Fortunately, what the Flex's interior lacks in visual excitement, it makes up with usability. We like the use of physical knobs for the volume and tuning controls and found the physical climate controls to be easy to understand at a glance.
Buttons on the steering wheel are laid out so that cruise controls sit on the left and side and audio and hands-free controls sit on the right. Just above these are a pair of directional pads that control the two MyFord displays in the instrument cluster. There are about as many buttons on the face of my favorite racing wheel for the Xbox 360.
The MyFord instrument cluster features a central speedometer, which is the only physical gauge on the dashboard. However, so much more data (or a bare minimum) can be displayed via a pair of LCDs that flank the speedo. The right gauge is dedicated to mirroring phone, audio source, and navigation (if equipped) data from the main LCD, while the left screen conveys a variety of fuel economy and trip computer information.
Spec the MyFord Touch option and the main LCD that you'll interface with is an 8-inch color touch screen. The home screen is split into four quadrants that display a snapshot of (clockwise from the top-right) hands-free calling, navigation/information, climate controls, and audio source data. In the corners of the screen, you'll also see persistent color-coded shortcuts to each of these functions.
The Flex is available with a Sony premium audio system that outputs 390 watts of power through 12 upgraded speakers in 10 locations (including a rear-powered subwoofer). Unfortunately, our Flex wasn't equipped with this system. We were saddled with a nonbranded, seven-speaker system of unspecified output that only sounds "good enough."
A rearview camera is optional on the Flex SEL, but you'd be foolish to not check that option box. Get it and you'll also gain audible proximity alerts when reversing. Consider also Ford's Blind Spot Information System (BLIS), which adds blind-spot obstruction monitoring at highway speeds and Cross Traffic Alerts when you're backing the Flex's long rear end out of a parking spot. Ford's amazing Active Park Assist system is not available on the Flex SEL; you'll have to step up to the Limited model for that.
Bluetooth hands-free calling has always been one of Ford Sync's stronger points, and the system present is the Ford Flex is no exception. In addition to offering great voice access to the contacts stored in your phone's address book, the Sync can also intercept incoming text messages and read them aloud.
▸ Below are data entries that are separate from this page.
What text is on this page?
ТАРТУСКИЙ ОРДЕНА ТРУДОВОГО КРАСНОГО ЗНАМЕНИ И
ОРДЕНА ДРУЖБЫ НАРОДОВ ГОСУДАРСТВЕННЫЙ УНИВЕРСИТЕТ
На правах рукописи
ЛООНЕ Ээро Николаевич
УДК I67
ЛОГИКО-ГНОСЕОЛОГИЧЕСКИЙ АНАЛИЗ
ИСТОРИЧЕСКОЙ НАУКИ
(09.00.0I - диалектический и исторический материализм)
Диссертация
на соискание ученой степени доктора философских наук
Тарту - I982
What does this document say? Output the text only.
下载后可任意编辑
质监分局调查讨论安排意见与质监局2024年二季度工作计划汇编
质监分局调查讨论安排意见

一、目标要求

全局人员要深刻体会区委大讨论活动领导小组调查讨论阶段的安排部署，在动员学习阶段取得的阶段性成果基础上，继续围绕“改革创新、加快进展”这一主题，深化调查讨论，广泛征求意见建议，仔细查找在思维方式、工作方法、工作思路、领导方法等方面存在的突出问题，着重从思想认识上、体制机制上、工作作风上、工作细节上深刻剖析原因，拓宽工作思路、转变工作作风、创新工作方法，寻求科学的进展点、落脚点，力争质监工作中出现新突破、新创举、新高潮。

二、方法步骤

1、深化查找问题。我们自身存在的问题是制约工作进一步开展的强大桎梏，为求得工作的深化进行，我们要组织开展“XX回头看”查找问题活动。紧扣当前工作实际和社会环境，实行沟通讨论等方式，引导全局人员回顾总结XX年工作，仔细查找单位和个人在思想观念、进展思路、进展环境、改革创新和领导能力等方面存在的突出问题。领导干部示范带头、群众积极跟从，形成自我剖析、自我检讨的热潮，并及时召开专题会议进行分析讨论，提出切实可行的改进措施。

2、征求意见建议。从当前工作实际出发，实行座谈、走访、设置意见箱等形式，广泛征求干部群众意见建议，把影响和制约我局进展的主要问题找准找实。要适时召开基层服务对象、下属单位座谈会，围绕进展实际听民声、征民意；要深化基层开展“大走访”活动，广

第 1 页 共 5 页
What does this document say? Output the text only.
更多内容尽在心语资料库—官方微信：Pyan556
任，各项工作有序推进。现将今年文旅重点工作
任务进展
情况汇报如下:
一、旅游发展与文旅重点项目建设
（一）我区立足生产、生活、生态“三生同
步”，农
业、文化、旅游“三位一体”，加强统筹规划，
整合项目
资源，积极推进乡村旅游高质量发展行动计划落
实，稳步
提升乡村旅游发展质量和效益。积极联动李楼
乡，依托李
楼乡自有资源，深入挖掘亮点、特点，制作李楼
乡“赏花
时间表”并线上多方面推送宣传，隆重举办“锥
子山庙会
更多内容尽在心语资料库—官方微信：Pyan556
You can also choose a canned response to fire back at callers and texters to let them know that, for example, you're stuck in traffic or are too busy driving to reply.
Although the Flex features a set of physical climate controls, more detailed options are available via the MyFord Touch system. From this screen, you'll be able to adjust the temperature of your heated seats and adjust the rear zone climate controls (if available) independent of the two front passenger zones.
Our Flex was equipped with an Equipment Group 202A Value Package that includes a 110V AC power outlet for the cabin, the aforementioned rearview camera, a power liftgate, and a rear hatch applique that matches our tester's pickle-green body. This package also includes BLIS, leather seats with a power memory driver's seat, remote start, and the seven-speaker, midtier premium audio system.
All Flex models feature seating for up to seven passengers spread out across its three rows of seats. The second row features plenty of space for adults of average size, but I wouldn't want to cram my 5-foot-9-inch frame into the third row.
The power liftgate on the Ford Flex doesn't included the hands-free activation that we saw on the 2013 Escape and C-Max models, but I'd like to see that feature made available in the next revision of this model.